The academic year has begun, and I’m teaching our second-year Quantum Mechanics course again. I was pretty happy with last year’s version, and the students didn’t completely disagree.

This year, there have been a few changes to the structure of the course — although not as much to the content as I might have liked (“if it ain’t broke, don’t fix it”, although I’d still love to use more of the elegant Dirac notation and perhaps discuss quantum information a bit more). We’ve moved some of the material to the first year, so the students should already come into the course with at least some exposure to the famous Schrödinger Equation which describes the evolution of the quantum wave function. But of course all lecturers treat this material slightly differently, so I’ve tried to revisit some of that material in my own language, although perhaps a bit too quickly.

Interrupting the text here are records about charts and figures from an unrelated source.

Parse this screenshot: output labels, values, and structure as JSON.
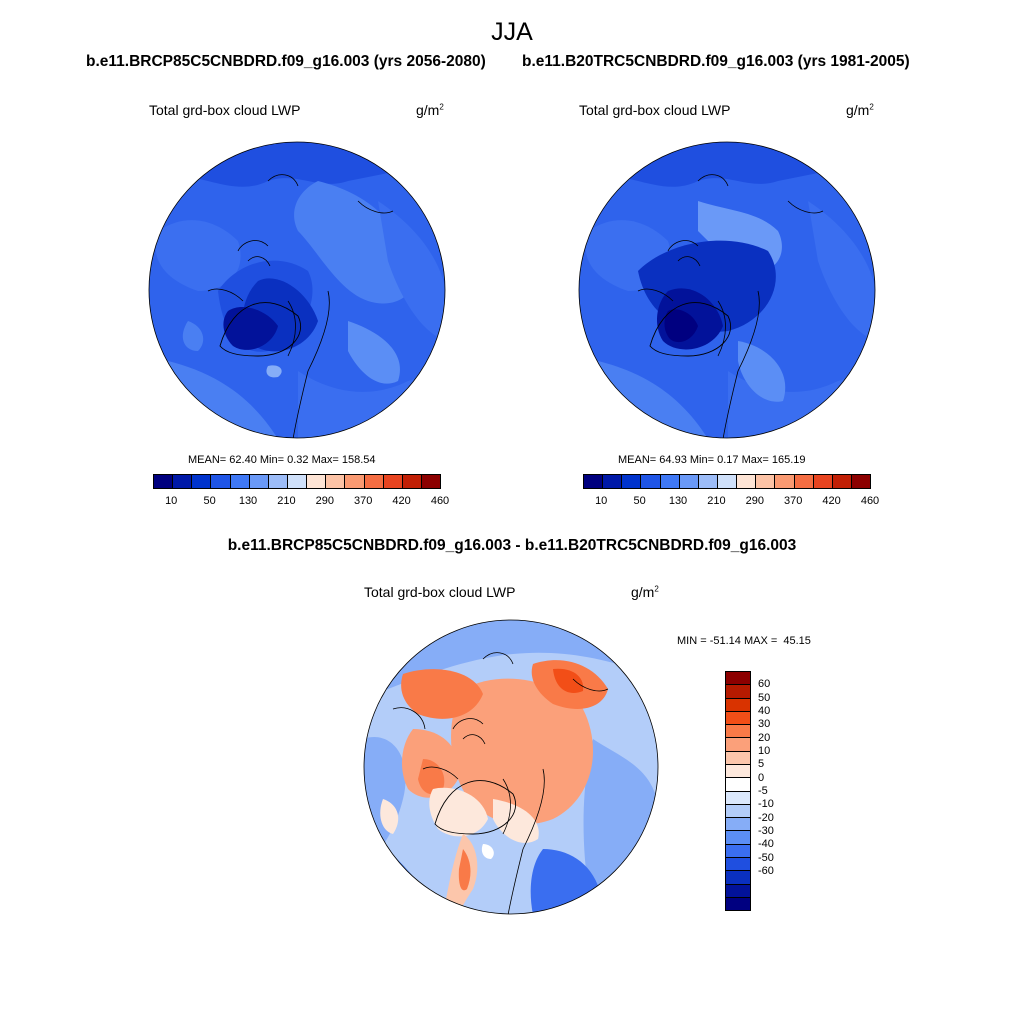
{
  "season": "JJA",
  "panels": [
    {
      "case_title": "b.e11.BRCP85C5CNBDRD.f09_g16.003 (yrs 2056-2080)",
      "var_label": "Total grd-box cloud LWP",
      "units_base": "g/m",
      "units_exp": "2",
      "mean_label": "MEAN=",
      "mean_value": "62.40",
      "min_label": "Min=",
      "min_value": "0.32",
      "max_label": "Max=",
      "max_value": "158.54"
    },
    {
      "case_title": "b.e11.B20TRC5CNBDRD.f09_g16.003 (yrs 1981-2005)",
      "var_label": "Total grd-box cloud LWP",
      "units_base": "g/m",
      "units_exp": "2",
      "mean_label": "MEAN=",
      "mean_value": "64.93",
      "min_label": "Min=",
      "min_value": "0.17",
      "max_label": "Max=",
      "max_value": "165.19"
    }
  ],
  "absolute_colorbar": {
    "colors": [
      "#00007f",
      "#0019a8",
      "#0033cc",
      "#1f55e6",
      "#3f78f5",
      "#6a99f7",
      "#9cbcf8",
      "#cfe0fa",
      "#fde4d5",
      "#fcc3a6",
      "#fa9a72",
      "#f56d42",
      "#e84420",
      "#c21f05",
      "#8c0000"
    ],
    "tick_labels": [
      "10",
      "50",
      "130",
      "210",
      "290",
      "370",
      "420",
      "460"
    ]
  },
  "diff": {
    "title": "b.e11.BRCP85C5CNBDRD.f09_g16.003 - b.e11.B20TRC5CNBDRD.f09_g16.003",
    "var_label": "Total grd-box cloud LWP",
    "units_base": "g/m",
    "units_exp": "2",
    "min_max_label": "MIN = -51.14 MAX =  45.15",
    "colorbar": {
      "colors_top_to_bottom": [
        "#8c0000",
        "#b51a00",
        "#d93300",
        "#f24e17",
        "#f97a48",
        "#fba07a",
        "#fcc6ab",
        "#fde8dc",
        "#ffffff",
        "#dbe8fc",
        "#b3cdf9",
        "#86adf7",
        "#5b8ef5",
        "#3a6ef0",
        "#1f4fe0",
        "#0a30c0",
        "#02129a",
        "#000080"
      ],
      "labels_top_to_bottom": [
        "60",
        "50",
        "40",
        "30",
        "20",
        "10",
        "5",
        "0",
        "-5",
        "-10",
        "-20",
        "-30",
        "-40",
        "-50",
        "-60"
      ]
    }
  }
}
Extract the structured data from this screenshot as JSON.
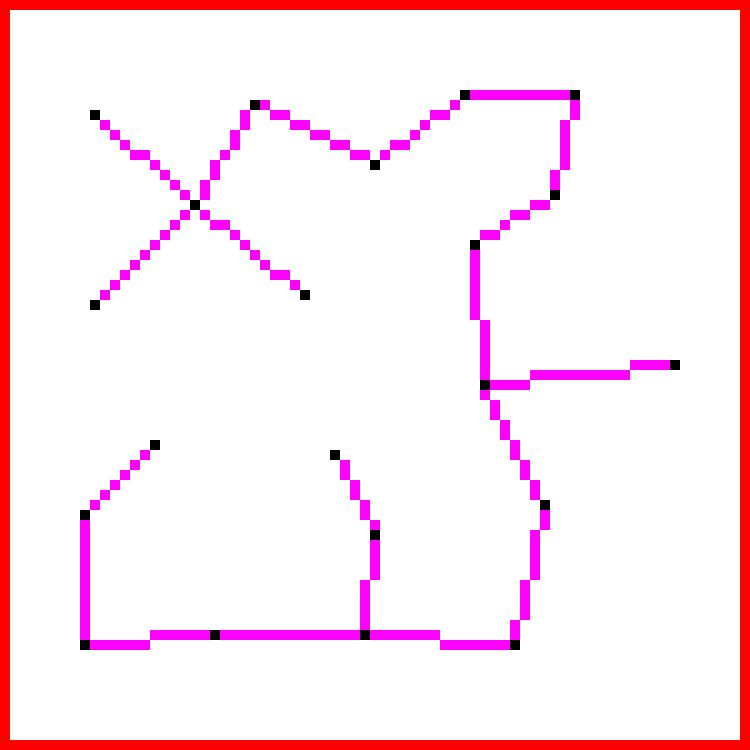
{
  "colors": {
    "frame": "#ff0000",
    "background": "#ffffff",
    "line": "#ff00ff",
    "node": "#000000"
  },
  "nodes": [
    {
      "id": "n1",
      "col": 9,
      "row": 11
    },
    {
      "id": "n2",
      "col": 19,
      "row": 20
    },
    {
      "id": "n3",
      "col": 30,
      "row": 29
    },
    {
      "id": "n4",
      "col": 9,
      "row": 30
    },
    {
      "id": "n5",
      "col": 25,
      "row": 10
    },
    {
      "id": "n6",
      "col": 37,
      "row": 16
    },
    {
      "id": "n7",
      "col": 46,
      "row": 9
    },
    {
      "id": "n8",
      "col": 57,
      "row": 9
    },
    {
      "id": "n9",
      "col": 55,
      "row": 19
    },
    {
      "id": "n10",
      "col": 47,
      "row": 24
    },
    {
      "id": "n11",
      "col": 48,
      "row": 38
    },
    {
      "id": "n12",
      "col": 67,
      "row": 36
    },
    {
      "id": "n13",
      "col": 54,
      "row": 50
    },
    {
      "id": "n14",
      "col": 51,
      "row": 64
    },
    {
      "id": "n15",
      "col": 36,
      "row": 63
    },
    {
      "id": "n16",
      "col": 37,
      "row": 53
    },
    {
      "id": "n17",
      "col": 33,
      "row": 45
    },
    {
      "id": "n18",
      "col": 21,
      "row": 63
    },
    {
      "id": "n19",
      "col": 8,
      "row": 64
    },
    {
      "id": "n20",
      "col": 8,
      "row": 51
    },
    {
      "id": "n21",
      "col": 15,
      "row": 44
    }
  ],
  "edges": [
    [
      "n1",
      "n2"
    ],
    [
      "n2",
      "n3"
    ],
    [
      "n4",
      "n2"
    ],
    [
      "n2",
      "n5"
    ],
    [
      "n5",
      "n6"
    ],
    [
      "n6",
      "n7"
    ],
    [
      "n7",
      "n8"
    ],
    [
      "n8",
      "n9"
    ],
    [
      "n9",
      "n10"
    ],
    [
      "n10",
      "n11"
    ],
    [
      "n11",
      "n12"
    ],
    [
      "n11",
      "n13"
    ],
    [
      "n13",
      "n14"
    ],
    [
      "n14",
      "n15"
    ],
    [
      "n15",
      "n16"
    ],
    [
      "n16",
      "n17"
    ],
    [
      "n15",
      "n18"
    ],
    [
      "n18",
      "n19"
    ],
    [
      "n19",
      "n20"
    ],
    [
      "n20",
      "n21"
    ]
  ]
}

Perhaps more importantly, we’ve also changed the tutorial system. We used to attempt an imperfect rendition of the Oxbridge small-group tutorial system, but we’ve moved to something with larger groups and (we hope) a more consistent presentation of the material. We’re only on the second term with this new system, so the jury is still out, both in terms of the students’ reactions, and our own. Perhaps surprisingly, they do like the fact that there is more assessed (i.e., explicitly graded, counting towards the final mark in the course) material — coming from the US system, I would like to see yet more of this, while those brought up on the UK system prefer the final exam to carry most (ideally all!) the weight.

So far I’ve given three lectures, including a last-minute swap yesterday. The first lecture — mostly content-free — went pretty well, but I’m not too happy with my performance on the last two: I’ve made a mistake in each of the last two lectures. I’ve heard people say that the students don’t mind a few (corrected) mistakes; it humanises the teachers. But I suspect that the students would, on the whole, prefer less-human, more perfect, lecturing…

Yesterday, we were talking about a particle trapped in a finite potential well — that is, a particle confined to be in a box, but (because of the weirdness of quantum mechanics) with some probability of being found outside. That probability depends upon the energy of the particle, and because of the details of the way I defined that energy (starting at a negative number, instead of the more natural value of zero), I got confused about the signs of some of the quantities I was dealing with. I explained the concepts (I think) completely correctly, but with mistakes in the math behind them, the students (and me) got confused about the details. But many, many thanks to the students who kept pressing me on the issue and helped us puzzle out the problems.

Today’s mistake was less conceptual, but no less annoying — I wrote (and said) “cotangent” when I meant “tangent” (and vice versa). In my notes, this was all completely correct, but when you’re standing up in front of 200 or so students, sometimes you miss the detail on the page in front of you. Again, this was in some sense just a mathematical detail, but (as we always stress) without the right math, you can’t really understand the concepts. So, thanks to the students who saw that I was making a mistake, and my apologies to the whole class.